The Net-Zero Banking Alliance (NZBA) is an industry-led, UN-convened group launched in April 2021 under the umbrella of the United Nations Environment Programme Finance Initiative (UNEP FI). It forms one of the sectoral pillars of the broader Glasgow Financial Alliance for Net Zero (GFANZ), chaired by Mark Carney and Michael Bloomberg, which was unveiled ahead of COP26 in Glasgow.
Signatory banks commit to:
- Aligning operational and attributable greenhouse gas emissions from their lending and investment portfolios with pathways to net zero by 2050.
- Setting intermediate targets for 2030 (or sooner) within 18 months of joining, covering priority carbon-intensive sectors such as oil and gas, power, coal, transport, and real estate.
- Publishing annual progress reports and using science-based scenarios consistent with limiting warming to 1.5°C.
The Alliance grew rapidly after launch, at one point covering banks representing roughly 40% of global banking assets. However, NZBA has faced significant political and commercial turbulence. In the United States, Republican state attorneys general and congressional committees argued that coordinated decarbonisation commitments raised antitrust and fiduciary-duty concerns, contributing to an "anti-ESG" backlash. Several major banks announced departures in late 2024 and early 2025, including JPMorgan Chase, Citigroup, Bank of America, Morgan Stanley, Wells Fargo, and Goldman Sachs, with some Canadian and Japanese banks following.
In response, NZBA members voted in April 2025 to loosen the framework, shifting from a strict 1.5°C alignment requirement toward a more flexible "well-below 2°C" ambition consistent with the Paris Agreement, and giving banks more discretion over target-setting.

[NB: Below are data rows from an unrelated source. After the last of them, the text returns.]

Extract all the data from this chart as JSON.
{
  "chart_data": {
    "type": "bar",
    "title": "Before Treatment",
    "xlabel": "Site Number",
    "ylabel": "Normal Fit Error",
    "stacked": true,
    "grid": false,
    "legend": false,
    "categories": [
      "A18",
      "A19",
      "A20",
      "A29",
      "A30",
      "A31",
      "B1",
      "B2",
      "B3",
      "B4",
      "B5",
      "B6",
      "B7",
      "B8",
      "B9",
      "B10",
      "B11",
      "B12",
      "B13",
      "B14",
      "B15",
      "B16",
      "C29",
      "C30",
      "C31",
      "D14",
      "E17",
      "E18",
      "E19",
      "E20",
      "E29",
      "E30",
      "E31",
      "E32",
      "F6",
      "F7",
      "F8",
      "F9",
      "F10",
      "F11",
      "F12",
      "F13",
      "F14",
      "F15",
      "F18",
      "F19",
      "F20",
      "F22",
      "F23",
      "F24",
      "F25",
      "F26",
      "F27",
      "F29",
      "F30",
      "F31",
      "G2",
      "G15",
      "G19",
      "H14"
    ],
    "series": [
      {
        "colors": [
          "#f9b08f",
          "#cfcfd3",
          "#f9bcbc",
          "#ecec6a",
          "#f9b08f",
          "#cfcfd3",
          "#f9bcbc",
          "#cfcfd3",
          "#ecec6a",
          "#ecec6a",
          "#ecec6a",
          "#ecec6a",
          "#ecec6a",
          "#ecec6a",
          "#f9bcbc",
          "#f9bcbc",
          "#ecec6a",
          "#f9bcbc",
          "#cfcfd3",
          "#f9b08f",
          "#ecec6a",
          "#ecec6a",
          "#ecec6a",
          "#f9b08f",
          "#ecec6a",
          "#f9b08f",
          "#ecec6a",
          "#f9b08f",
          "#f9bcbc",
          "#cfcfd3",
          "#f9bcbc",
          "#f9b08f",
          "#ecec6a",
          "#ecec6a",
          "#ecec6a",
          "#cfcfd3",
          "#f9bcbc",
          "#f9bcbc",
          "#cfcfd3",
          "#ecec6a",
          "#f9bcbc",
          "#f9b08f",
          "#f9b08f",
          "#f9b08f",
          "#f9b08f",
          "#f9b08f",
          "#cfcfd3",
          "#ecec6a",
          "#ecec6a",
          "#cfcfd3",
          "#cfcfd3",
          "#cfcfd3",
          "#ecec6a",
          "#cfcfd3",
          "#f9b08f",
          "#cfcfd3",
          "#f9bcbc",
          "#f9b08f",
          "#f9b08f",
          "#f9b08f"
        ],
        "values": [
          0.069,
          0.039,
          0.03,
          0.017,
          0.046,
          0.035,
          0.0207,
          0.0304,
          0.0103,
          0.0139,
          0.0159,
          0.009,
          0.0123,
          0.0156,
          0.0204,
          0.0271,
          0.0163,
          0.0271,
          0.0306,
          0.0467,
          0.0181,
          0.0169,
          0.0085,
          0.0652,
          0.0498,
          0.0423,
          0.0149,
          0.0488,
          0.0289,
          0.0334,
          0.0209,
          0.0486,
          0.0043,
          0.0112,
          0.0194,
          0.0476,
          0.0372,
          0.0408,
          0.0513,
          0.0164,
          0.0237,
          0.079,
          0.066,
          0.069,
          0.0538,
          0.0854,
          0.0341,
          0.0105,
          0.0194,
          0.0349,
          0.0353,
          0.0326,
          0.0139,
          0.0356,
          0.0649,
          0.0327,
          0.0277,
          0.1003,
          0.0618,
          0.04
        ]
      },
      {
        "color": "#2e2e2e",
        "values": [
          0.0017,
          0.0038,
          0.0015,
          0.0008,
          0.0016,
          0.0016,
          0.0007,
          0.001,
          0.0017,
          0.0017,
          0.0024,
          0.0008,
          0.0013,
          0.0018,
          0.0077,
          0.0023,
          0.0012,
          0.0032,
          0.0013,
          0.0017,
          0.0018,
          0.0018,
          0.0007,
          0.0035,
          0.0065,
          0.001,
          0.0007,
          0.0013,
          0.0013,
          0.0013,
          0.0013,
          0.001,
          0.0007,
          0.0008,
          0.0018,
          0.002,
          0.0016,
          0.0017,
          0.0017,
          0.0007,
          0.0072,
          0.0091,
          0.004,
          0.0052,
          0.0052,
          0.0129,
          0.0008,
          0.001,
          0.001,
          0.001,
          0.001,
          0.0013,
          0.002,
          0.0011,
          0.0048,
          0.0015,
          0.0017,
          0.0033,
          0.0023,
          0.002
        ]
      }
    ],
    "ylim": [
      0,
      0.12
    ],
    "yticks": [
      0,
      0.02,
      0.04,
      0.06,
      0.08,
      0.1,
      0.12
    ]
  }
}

For MUN and IR researchers, NZBA is a useful case study in private climate governance, voluntary standard-setting, the limits of transnational soft law, and the interaction between climate policy, competition law, and US state-level political pressure.
Example
In December 2024, Goldman Sachs became the first major US bank to publicly withdraw from the NZBA, citing evolving regulatory expectations; JPMorgan, Citi, and Bank of America announced similar exits within weeks.
Frequently asked questions
No. NZBA is a voluntary commitment framework; obligations arise from members' own public pledges and any domestic disclosure rules, not from a treaty or statute.